The Evangelical Lutheran Good Samaritan Society began talks in 2007 with St. Martin's Benedictine Sisters to build a senior community on the site of the St. Martin's Monastery, first established in Sturgis in 1889 and moved to the site northwest of Rapid City in 1962.

The complex included St. Martin's Academy, a four-year high school originally opened in 1916 in Sturgis, moved to Rapid City in 1962 with the monastery and closed in 1991.

The nonprofit Good Samaritan Society began development of the senior living campus in 2011, with construction of twin homes, later adding a 42-unit senior housing apartment building known as Legacy Place, and 32-unit assisted-living building called Heritage Place.

The Society received permission from the state for a 30-bed skilled nursing and rehabilitation facility and ground was broken in June 2016.

Serenity Place's first two residents are through private insurance plans. An upcoming Department of Health inspection will have to be completed before the facility is able to accept Medicaid and short-term Medicare rehab residents.

In all, the St.
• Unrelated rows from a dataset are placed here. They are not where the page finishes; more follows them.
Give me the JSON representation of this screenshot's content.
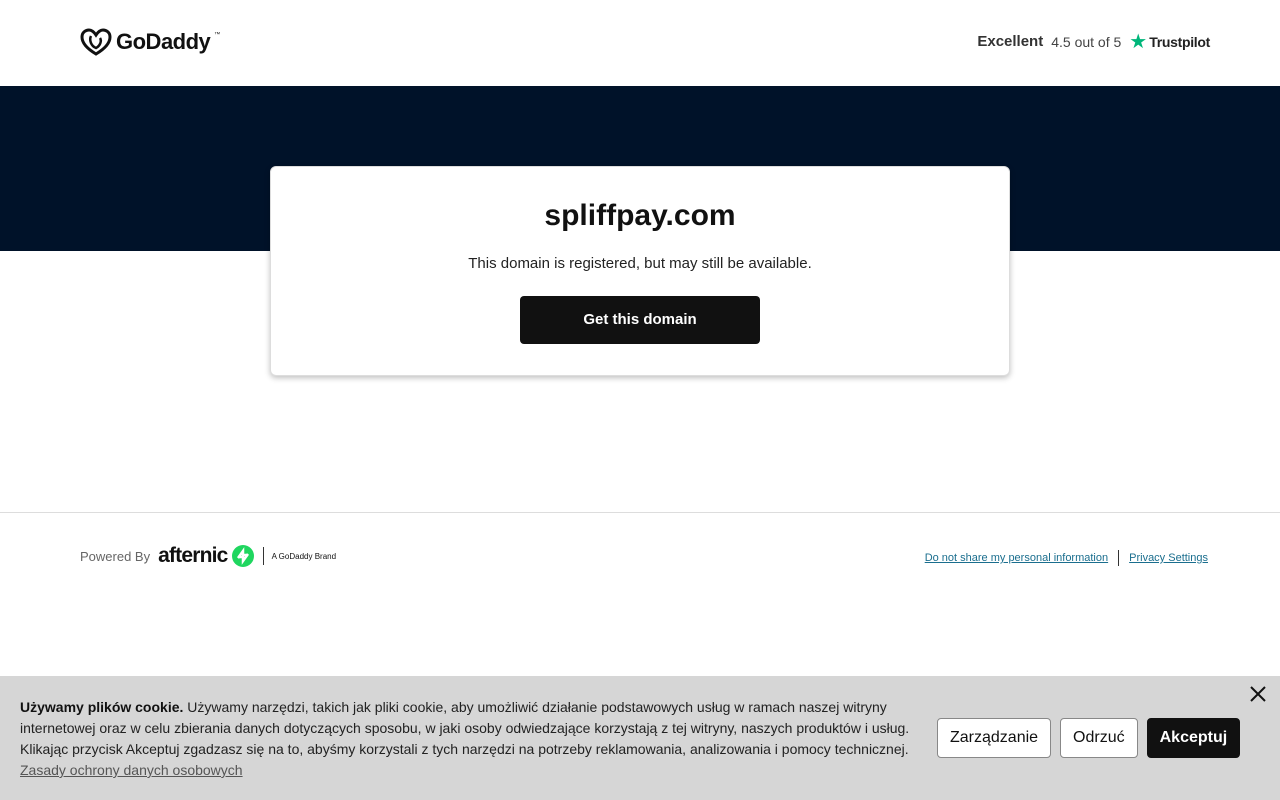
{
  "header": {
    "logo_text": "GoDaddy",
    "logo_icon": "godaddy-heart-icon",
    "rating": {
      "label": "Excellent",
      "score": "4.5 out of 5",
      "star_icon": "star-icon",
      "brand": "Trustpilot"
    }
  },
  "card": {
    "domain": "spliffpay.com",
    "message": "This domain is registered, but may still be available.",
    "cta_label": "Get this domain"
  },
  "footer": {
    "powered_by": "Powered By",
    "afternic": "afternic",
    "afternic_icon": "afternic-arrows-icon",
    "brand_line": "A GoDaddy Brand",
    "links": [
      "Do not share my personal information",
      "Privacy Settings"
    ]
  },
  "cookie": {
    "heading": "Używamy plików cookie.",
    "body": " Używamy narzędzi, takich jak pliki cookie, aby umożliwić działanie podstawowych usług w ramach naszej witryny internetowej oraz w celu zbierania danych dotyczących sposobu, w jaki osoby odwiedzające korzystają z tej witryny, naszych produktów i usług. Klikając przycisk Akceptuj zgadzasz się na to, abyśmy korzystali z tych narzędzi na potrzeby reklamowania, analizowania i pomocy technicznej.",
    "policy_link": "Zasady ochrony danych osobowych",
    "buttons": [
      "Zarządzanie",
      "Odrzuć",
      "Akceptuj"
    ],
    "close_icon": "close-icon"
  },
  "colors": {
    "banner": "#001229",
    "trustpilot_green": "#00b67a",
    "afternic_green": "#1fd65f",
    "link": "#1a6e8e"
  }
}
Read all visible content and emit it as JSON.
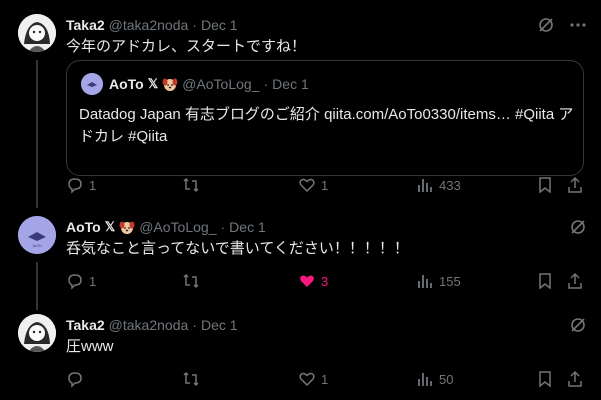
{
  "posts": [
    {
      "name": "Taka2",
      "handle": "@taka2noda",
      "dot": "·",
      "date": "Dec 1",
      "text": "今年のアドカレ、スタートですね！",
      "quote": {
        "name": "AoTo",
        "x_badge": "𝕏",
        "handle": "@AoToLog_",
        "dot": "·",
        "date": "Dec 1",
        "text": "Datadog Japan 有志ブログのご紹介 qiita.com/AoTo0330/items… #Qiita アドカレ #Qiita"
      },
      "actions": {
        "replies": "1",
        "retweets": "",
        "likes": "1",
        "views": "433"
      }
    },
    {
      "name": "AoTo",
      "x_badge": "𝕏",
      "handle": "@AoToLog_",
      "dot": "·",
      "date": "Dec 1",
      "text": "呑気なこと言ってないで書いてください！！！！！",
      "actions": {
        "replies": "1",
        "retweets": "",
        "likes": "3",
        "views": "155"
      }
    },
    {
      "name": "Taka2",
      "handle": "@taka2noda",
      "dot": "·",
      "date": "Dec 1",
      "text": "圧www",
      "actions": {
        "replies": "",
        "retweets": "",
        "likes": "1",
        "views": "50"
      }
    }
  ],
  "colors": {
    "background": "#000000",
    "muted": "#71767b",
    "like": "#f91880",
    "border": "#333639"
  }
}
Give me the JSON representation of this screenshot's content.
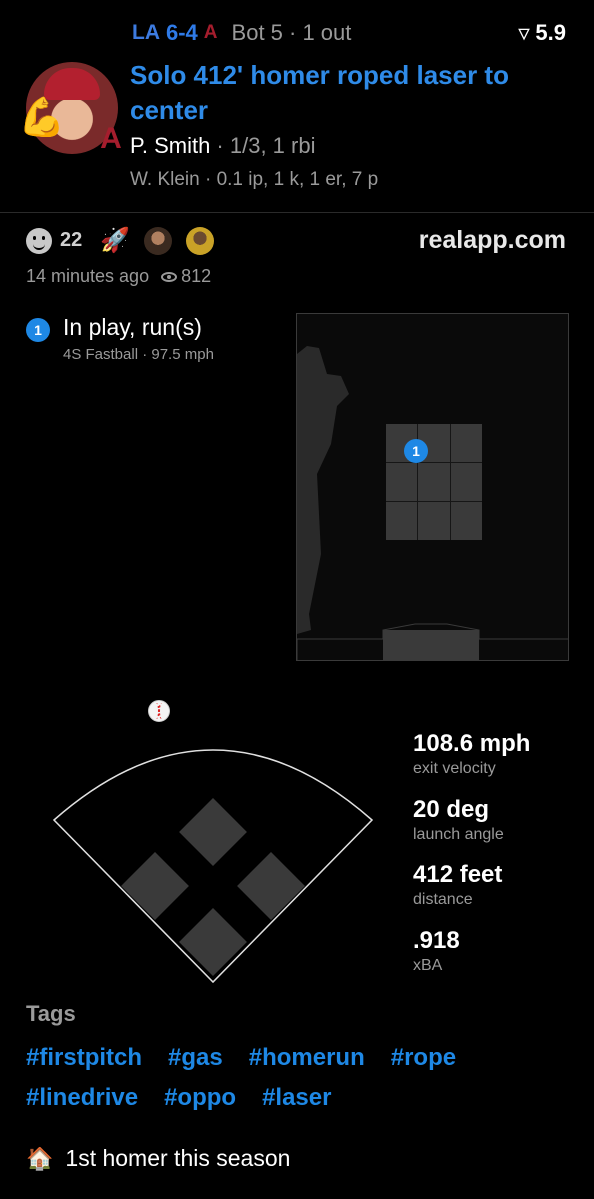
{
  "game": {
    "away_team": "LA",
    "score": "6-4",
    "home_team": "A",
    "inning_state": "Bot 5 · 1 out",
    "rating": "5.9"
  },
  "play": {
    "headline": "Solo 412' homer roped laser to center",
    "batter_name": "P. Smith",
    "batter_line": " · 1/3, 1 rbi",
    "pitcher_line": "W. Klein · 0.1 ip, 1 k, 1 er, 7 p"
  },
  "social": {
    "reaction_count": "22",
    "rocket": "🚀",
    "brand": "realapp.com",
    "time_ago": "14 minutes ago",
    "views": "812"
  },
  "pitch": {
    "number": "1",
    "result": "In play, run(s)",
    "type": "4S Fastball ·  97.5 mph",
    "zone_marker": "1"
  },
  "stats": [
    {
      "value": "108.6 mph",
      "label": "exit velocity"
    },
    {
      "value": "20 deg",
      "label": "launch angle"
    },
    {
      "value": "412 feet",
      "label": "distance"
    },
    {
      "value": ".918",
      "label": "xBA"
    }
  ],
  "tags": {
    "title": "Tags",
    "items": [
      "#firstpitch",
      "#gas",
      "#homerun",
      "#rope",
      "#linedrive",
      "#oppo",
      "#laser"
    ]
  },
  "note": {
    "icon": "🏠",
    "text": "1st homer this season"
  },
  "colors": {
    "accent": "#1e88e5",
    "headline": "#2f8be8",
    "muted": "#9a9a9a",
    "background": "#000000",
    "diamond": "#3a3a3a"
  }
}
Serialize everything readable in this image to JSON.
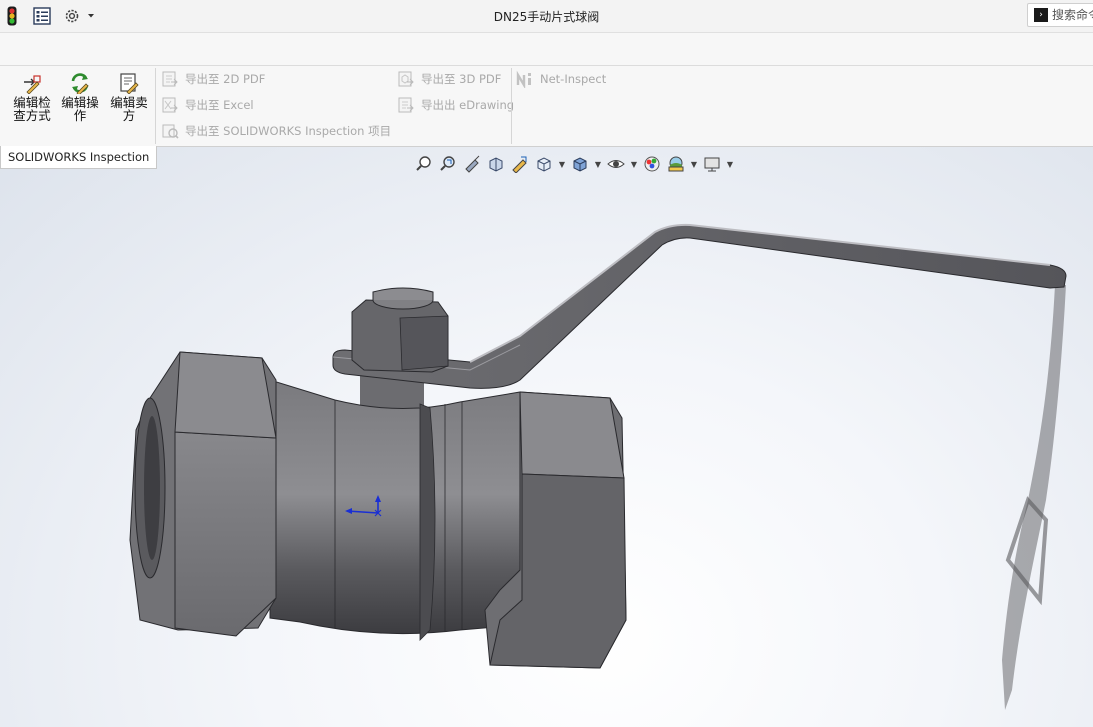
{
  "window": {
    "title": "DN25手动片式球阀"
  },
  "search": {
    "placeholder": "搜索命令"
  },
  "ribbon": {
    "buttons": [
      {
        "label": "编辑检\n查方式"
      },
      {
        "label": "编辑操\n作"
      },
      {
        "label": "编辑卖\n方"
      }
    ],
    "export_items": [
      {
        "label": "导出至 2D PDF"
      },
      {
        "label": "导出至 Excel"
      },
      {
        "label": "导出至 SOLIDWORKS Inspection 项目"
      },
      {
        "label": "导出至 3D PDF"
      },
      {
        "label": "导出出 eDrawing"
      },
      {
        "label": "Net-Inspect"
      }
    ]
  },
  "tabs": {
    "active": "SOLIDWORKS Inspection"
  },
  "colors": {
    "accent_red": "#c8312a",
    "icon_green": "#2e8b2e",
    "triad_blue": "#1a2fd4"
  }
}
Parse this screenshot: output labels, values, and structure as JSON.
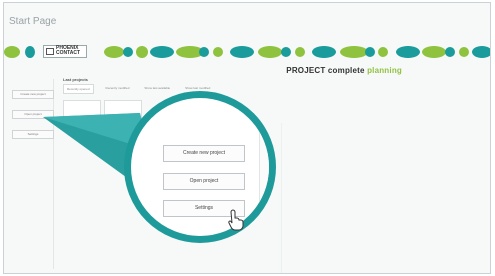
{
  "window": {
    "title": "Start Page"
  },
  "banner": {
    "logo_text": "PHOENIX CONTACT",
    "brand_main": "PROJECT complete",
    "brand_accent": "planning",
    "colors": {
      "green": "#8fc23f",
      "teal": "#1a9b9c"
    }
  },
  "sidebar": {
    "items": [
      {
        "label": "Create new project"
      },
      {
        "label": "Open project"
      },
      {
        "label": "Settings"
      }
    ]
  },
  "main": {
    "section_label": "Last projects",
    "tabs": [
      {
        "label": "Recently opened"
      },
      {
        "label": "Recently modified"
      },
      {
        "label": "Show last available"
      },
      {
        "label": "Show last modified"
      }
    ]
  },
  "zoom": {
    "buttons": [
      {
        "label": "Create new project"
      },
      {
        "label": "Open project"
      },
      {
        "label": "Settings"
      }
    ],
    "accent_color": "#1f9a9a",
    "cursor_icon": "pointer-hand-icon"
  }
}
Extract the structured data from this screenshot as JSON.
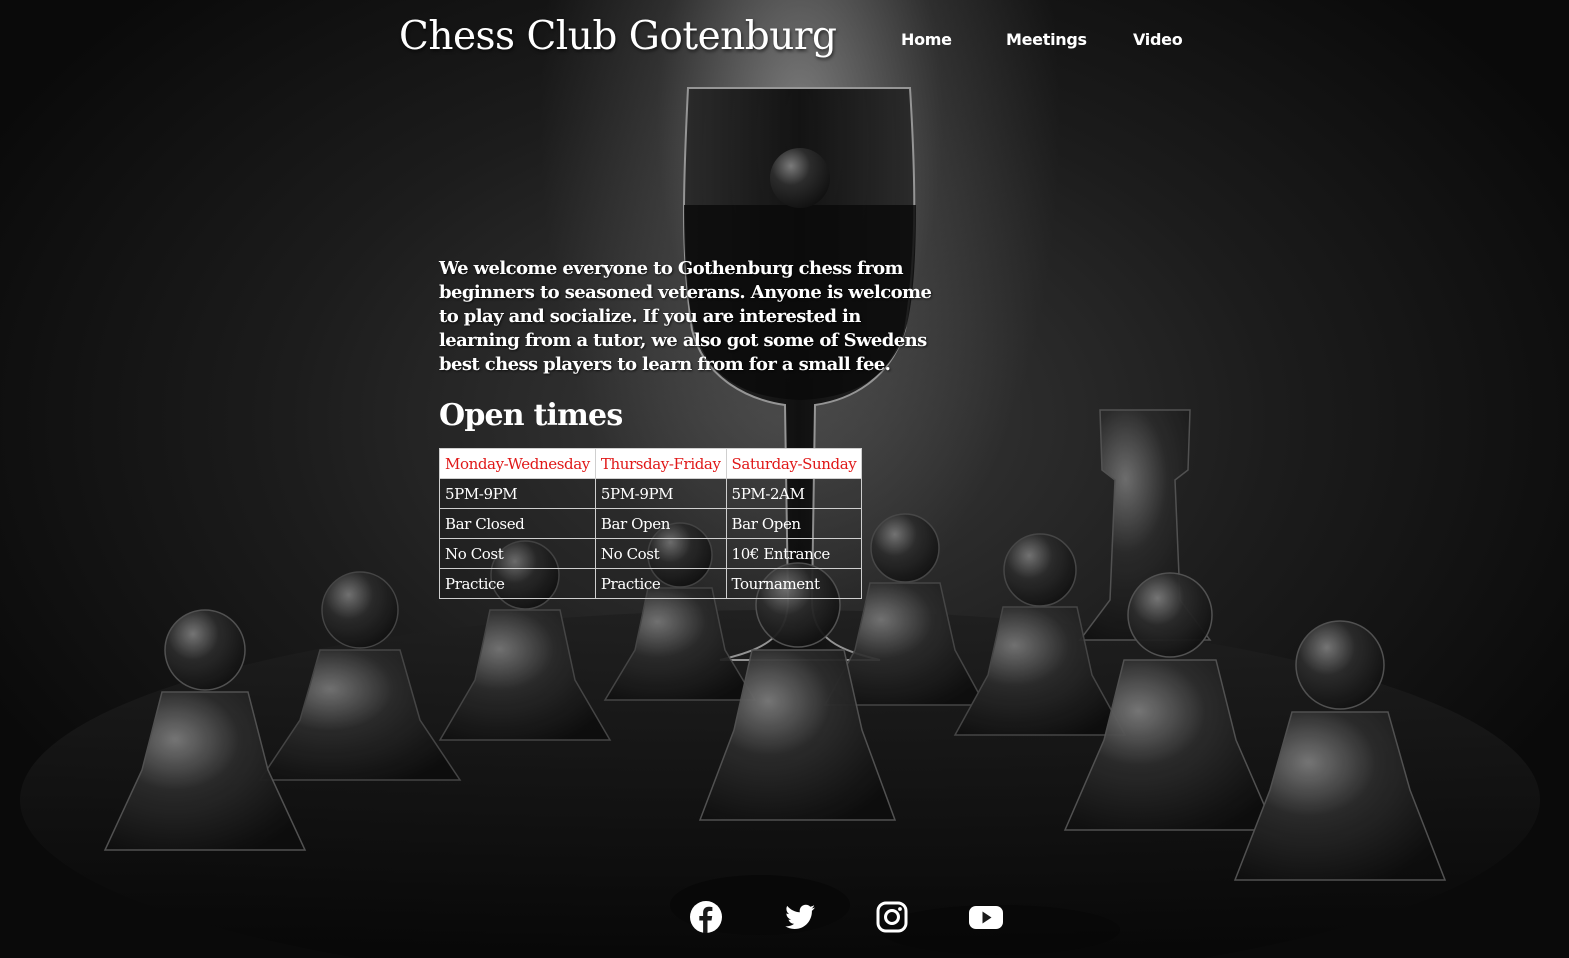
{
  "header": {
    "title": "Chess Club Gotenburg",
    "nav": [
      {
        "label": "Home"
      },
      {
        "label": "Meetings"
      },
      {
        "label": "Video"
      }
    ]
  },
  "main": {
    "intro": "We welcome everyone to Gothenburg chess from beginners to seasoned veterans. Anyone is welcome to play and socialize. If you are interested in learning from a tutor, we also got some of Swedens best chess players to learn from for a small fee.",
    "open_times": {
      "heading": "Open times",
      "headers": [
        "Monday-Wednesday",
        "Thursday-Friday",
        "Saturday-Sunday"
      ],
      "rows": [
        [
          "5PM-9PM",
          "5PM-9PM",
          "5PM-2AM"
        ],
        [
          "Bar Closed",
          "Bar Open",
          "Bar Open"
        ],
        [
          "No Cost",
          "No Cost",
          "10€ Entrance"
        ],
        [
          "Practice",
          "Practice",
          "Tournament"
        ]
      ]
    }
  },
  "footer": {
    "social": [
      {
        "icon": "facebook-icon"
      },
      {
        "icon": "twitter-icon"
      },
      {
        "icon": "instagram-icon"
      },
      {
        "icon": "youtube-icon"
      }
    ]
  },
  "colors": {
    "table_header_text": "#e01818",
    "table_header_bg": "#ffffff",
    "text": "#ffffff"
  }
}
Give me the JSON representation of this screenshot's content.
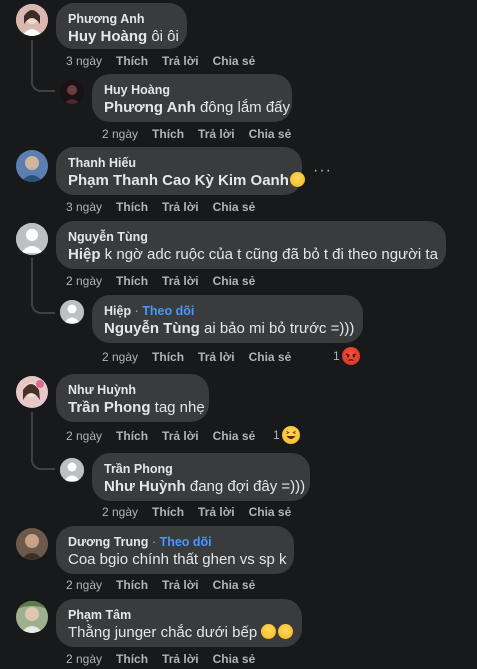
{
  "comments": [
    {
      "name": "Phương Anh",
      "mention": "Huy Hoàng",
      "text": " ôi ôi",
      "time": "3 ngày"
    },
    {
      "name": "Huy Hoàng",
      "mention": "Phương Anh",
      "text": " đông lắm đấy",
      "time": "2 ngày"
    },
    {
      "name": "Thanh Hiếu",
      "mention": "Phạm Thanh Cao Kỳ Kim Oanh",
      "text": "",
      "time": "3 ngày"
    },
    {
      "name": "Nguyễn Tùng",
      "mention": "Hiệp",
      "text": " k ngờ adc ruộc của t cũng đã bỏ t đi theo người ta",
      "time": "2 ngày"
    },
    {
      "name": "Hiệp",
      "follow": "Theo dõi",
      "mention": "Nguyễn Tùng",
      "text": " ai bảo mi bỏ trước =)))",
      "time": "2 ngày",
      "reactions": "1"
    },
    {
      "name": "Như Huỳnh",
      "mention": "Trần Phong",
      "text": " tag nhẹ",
      "time": "2 ngày",
      "reactions": "1"
    },
    {
      "name": "Trần Phong",
      "mention": "Như Huỳnh",
      "text": " đang đợi đây =)))",
      "time": "2 ngày"
    },
    {
      "name": "Dương Trung",
      "follow": "Theo dõi",
      "mention": "",
      "text": "Coa bgio chính thất ghen vs sp k",
      "time": "2 ngày"
    },
    {
      "name": "Phạm Tâm",
      "mention": "",
      "text": "Thằng junger chắc dưới bếp",
      "time": "2 ngày"
    }
  ],
  "actions": {
    "like": "Thích",
    "reply": "Trả lời",
    "share": "Chia sẻ"
  },
  "separator": "·",
  "more_label": "···",
  "colors": {
    "background": "#18191a",
    "bubble": "#3a3b3c",
    "link": "#4599ff",
    "muted": "#b0b3b8"
  }
}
Martin's campus, also the location of St. Elizabeth Seton Elementary School, is home to 130 residents, with 50 employees. More employees will be hired for Serenity Place as the number of residents grows.

The Society, which also operates a 39-bed facility in New Underwood, has applied for an additional 30 beds for Serenity Place which could be built as a new adjoining wing within two years.

The Rev. Herb Cleveland, offering a blessing and dedication ceremony Tuesday, said the Benedictine Sisters of St. Martin's would be pleased with the new facility already in place.

"Imagine this whole area to be soaked in the love of those sisters, holy ground, as it were," Cleveland said. "I'm just so happy to see the campus continuing to grow and this particular skilled nursing facility is glorious."